Arcade mode does suffer from having gratuitously giant score font, however. I’m not exaggerating when I say these numbers will cover your entire screen. They really will cover your entire screen. Entirely. Sometimes for extended periods of time. Presumably it’s to make scoring higher points feel that much more exciting, because scores without multipliers are considerably smaller in font size, but as a result it only ever becomes annoying, not rewarding. I’m not a person who’s easily annoyed by font, either, as my general indifference to Comic Sans will tell you.


Moving on to my personal favorite part of the update, SnapMap’s got a lot going on.

The most prominent addition is the old-school “classic” content, including snappable level modules.


The modules, themselves, are actually rather disappointing. Most of the modules included are just portions of actual Doom 1 and 2 maps, and not that faithful of a recreation, either. There are some clever ones that use the UAC modules redone in classic form, but that novelty wears thin quickly, on top of which there aren’t that many to go around.

However, that pales in comparison to a major feature that has been added: Players can now put down walls with actual textures, not only from Classic Dooms, but also from the new one. The results are actually pretty insane.

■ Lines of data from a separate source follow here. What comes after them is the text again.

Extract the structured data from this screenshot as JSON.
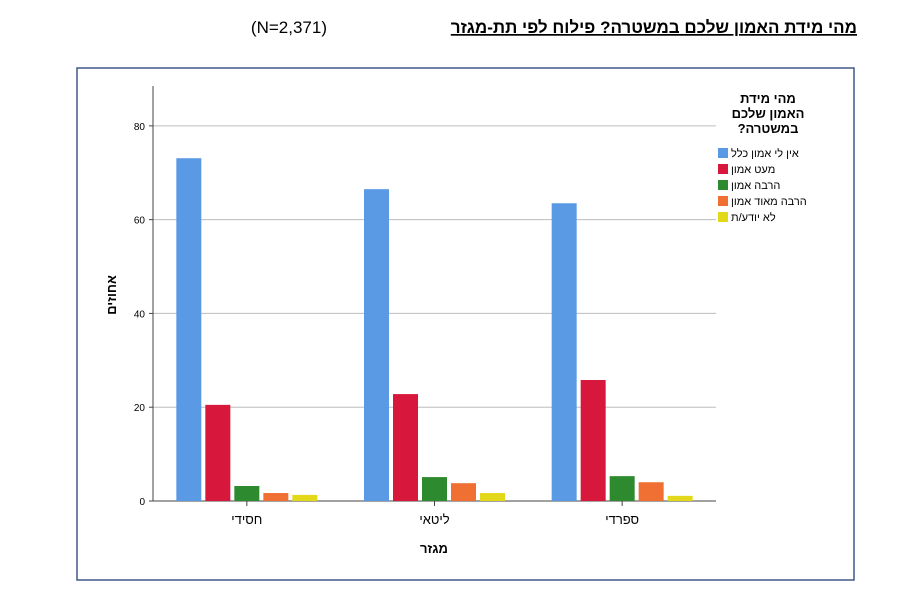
{
  "chart_data": {
    "type": "bar",
    "title": "מהי מידת האמון שלכם במשטרה?  פילוח לפי תת-מגזר",
    "subtitle": "(N=2,371)",
    "x_label": "מגזר",
    "y_label": "אחוזים",
    "legend_title": "מהי מידת האמון שלכם במשטרה?",
    "categories": [
      "חסידי",
      "ליטאי",
      "ספרדי"
    ],
    "series": [
      {
        "name": "אין לי אמון כלל",
        "color": "#5a9ae5",
        "values": [
          73.1,
          66.5,
          63.5
        ]
      },
      {
        "name": "מעט אמון",
        "color": "#d8173c",
        "values": [
          20.5,
          22.8,
          25.8
        ]
      },
      {
        "name": "הרבה אמון",
        "color": "#2d8a2e",
        "values": [
          3.2,
          5.1,
          5.3
        ]
      },
      {
        "name": "הרבה מאוד אמון",
        "color": "#f07033",
        "values": [
          1.7,
          3.8,
          4.0
        ]
      },
      {
        "name": "לא יודע/ת",
        "color": "#e3d81a",
        "values": [
          1.3,
          1.7,
          1.1
        ]
      }
    ],
    "ylim": [
      0,
      88.5
    ],
    "yticks": [
      0,
      20,
      40,
      60,
      80
    ],
    "grid": true,
    "legend": "right"
  }
}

Even with the ability to mix around modules with props and windows to keep things fresh, SnapMap always suffered from being a bit same-y. Familiar. But the textured boxes (literally just boxes with textures in them), for all their simplicity, now open up a whole new range of possibilities which not only give you further customization options for existing modules (such as the actual ability to create outdoor levels) but give the player the capacity to basically create their own modules altogether.


While this applies to the modern Doom assets, it particularly shines with the classic ones. Already I’ve seen a plethora of levels which use this ability to the point where they create entire levels which hardly use a single pre-built module, or are so far customized you would never know if they did. The real kicker is that despite SnapMap being far more limited than modding even now, most of the levels the community made in SnapMap are actually somehow better than most of the popular map mods I played in the classic Doom, and even with the modern guns and assets manage to capture the essence of the first Doom’s flow better than those mods could ever hope to.

Which is weird because despite the addition, SnapMap still has a lot of restrictions in place. Most notably, the textured boxes lack waypoints for the AI, meaning even if you force them to stand on it, they’ll never move, and sometimes they would even bug out and refuse to attack. This makes making levels with elevation particularly challenging. Most players are working around this by disguising existing modules in a process I can only describe as black magic.


I do wish that we could have had enemies skinned to model the classic Doom enemies, but the game does have classic Doom sounds for monsters, as well as a classic Victory screen (although the amount of SnapMap programming to get either to work is ludicrous). That’s in addition to, of course, some classic Doom music, which is always welcome. Although I would have liked to hear those tracks remixed with modern instruments.


SnapMap has certainly come along way since launch, and definitely became a far better experience than I ever could have anticipated, especially given my less-than-lukewarm impressions during my review. I come back to it almost on a daily basis now, if not more often, and I’m frequently pleasantly surprised by the community output now with all these new features.

Also, they brought in the berserk pack.


Rip and tear.

Have you checked out SnapMap recently? Did you find any maps which impressed you?